Mohamed Arkab : «Notre stratégie de commercialisation du gaz naturel vise à mieux valoriser notre gaz »

Mohamed Arkab : «Notre stratégie de commercialisation du gaz naturel vise à mieux valoriser notre gaz »

L’Algérie compte atteindre ses  objectifs en terme de promotion du domaine minier d’hydrocarbures, «indépendamment du mode de conclusion des contrats, lequel obéit en tout état de cause sur les principes de transparence et de mise en cooccurrence », selon le ministre de l’Energie et des Mines.

Dans un entretien à l’APS, Mohamed Arkab, a en effet fait savoir que depuis de la promulgation de la nouvelle loi sur les  hydrocarbures, et avant même la finalisation de l’élaboration de ses textes  d’application, Alnaft et Sonatrach ont entamé des discussions avec plusieurs partenaires potentiels en vue de développer des projets dans l’amont pétrolier et gazier.

Le ministre a dans ce sens, rappelé  qu’un premier contrat avait été signé avec l’italien ENI pour l’exploration et l’exploitation des hydrocarbures dans le périmètre Berkine Sud pour un investissement de 1,4 milliard de dollars.

L’Algérie compte, également lancer en 2022 un appel d’offres destiné aux compagnies internationales pour la recherche et l’exploitation des hydrocarbures.

«L’Agence nationale pour la valorisation des ressources en hydrocarbures (Alnaft) a prévu dans son plan d’actions un appel d’offre en 2021/2022.Néanmoins, le lancement de cet évènement reste tributaire d’autres facteurs exogènes et nos experts suivent les perspectives d’évolution des marchés pétroliers et gaziers, les plans d’investissements des compagnies pétrolières ainsi que leurs stratégies en matière d’énergie, pour un choix optimum de la date du lancement», a encore indiqué Mohamed Arkab.

Interrogé sur le recours au marché SPOT du gaz, M Arkab a souligné que ce marché n’est pas nouveau pour Sonatrach qui opère souvent des ventes selon ce mode.

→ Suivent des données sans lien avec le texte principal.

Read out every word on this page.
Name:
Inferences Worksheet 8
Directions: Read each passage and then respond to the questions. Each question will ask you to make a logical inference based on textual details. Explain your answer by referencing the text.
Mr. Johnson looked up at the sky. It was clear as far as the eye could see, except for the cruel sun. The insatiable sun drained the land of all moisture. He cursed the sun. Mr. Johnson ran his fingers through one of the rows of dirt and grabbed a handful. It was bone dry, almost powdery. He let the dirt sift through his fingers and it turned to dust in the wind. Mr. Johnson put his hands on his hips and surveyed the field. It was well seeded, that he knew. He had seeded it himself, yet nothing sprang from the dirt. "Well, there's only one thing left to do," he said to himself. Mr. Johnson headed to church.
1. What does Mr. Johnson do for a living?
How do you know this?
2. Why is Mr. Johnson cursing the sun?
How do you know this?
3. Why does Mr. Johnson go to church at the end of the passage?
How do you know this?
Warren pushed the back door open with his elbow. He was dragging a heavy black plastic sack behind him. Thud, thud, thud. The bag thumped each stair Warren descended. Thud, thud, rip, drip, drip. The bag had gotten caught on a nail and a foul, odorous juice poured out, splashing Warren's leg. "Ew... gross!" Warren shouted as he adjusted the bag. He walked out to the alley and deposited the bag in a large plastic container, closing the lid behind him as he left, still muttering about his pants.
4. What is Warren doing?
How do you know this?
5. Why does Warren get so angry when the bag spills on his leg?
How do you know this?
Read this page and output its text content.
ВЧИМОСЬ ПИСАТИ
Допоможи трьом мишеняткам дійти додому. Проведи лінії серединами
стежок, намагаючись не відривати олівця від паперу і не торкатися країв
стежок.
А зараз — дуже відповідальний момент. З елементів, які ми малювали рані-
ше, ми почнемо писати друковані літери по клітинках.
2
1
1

«Notre stratégie de commercialisation du gaz naturel vise à mieux valoriser notre gaz en utilisant les indices de références liées aux différents hubs gaziers notamment européens», a-t-il affirmé.

Toutefois, «cette question reste liée à d’autres facteurs en relation avec les conditions techniques de l’amont gazier, de la demande du marché domestique, des engagements contractuels pour la vente du gaz via gazoducs, du taux de fonctionnement des unités de liquéfaction ainsi que de la disponibilité du gaz».

Pour rappel, Sontrach s’est engagé avec ses clients potentiels pour des ventes de gaz (naturel ou GNL), par des contrats de long et moyen terme.

Ces contrats font l’objet de révisions régulières en terme de prix et de quantité enlevée tenant compte de l’évolution des conditions du marché.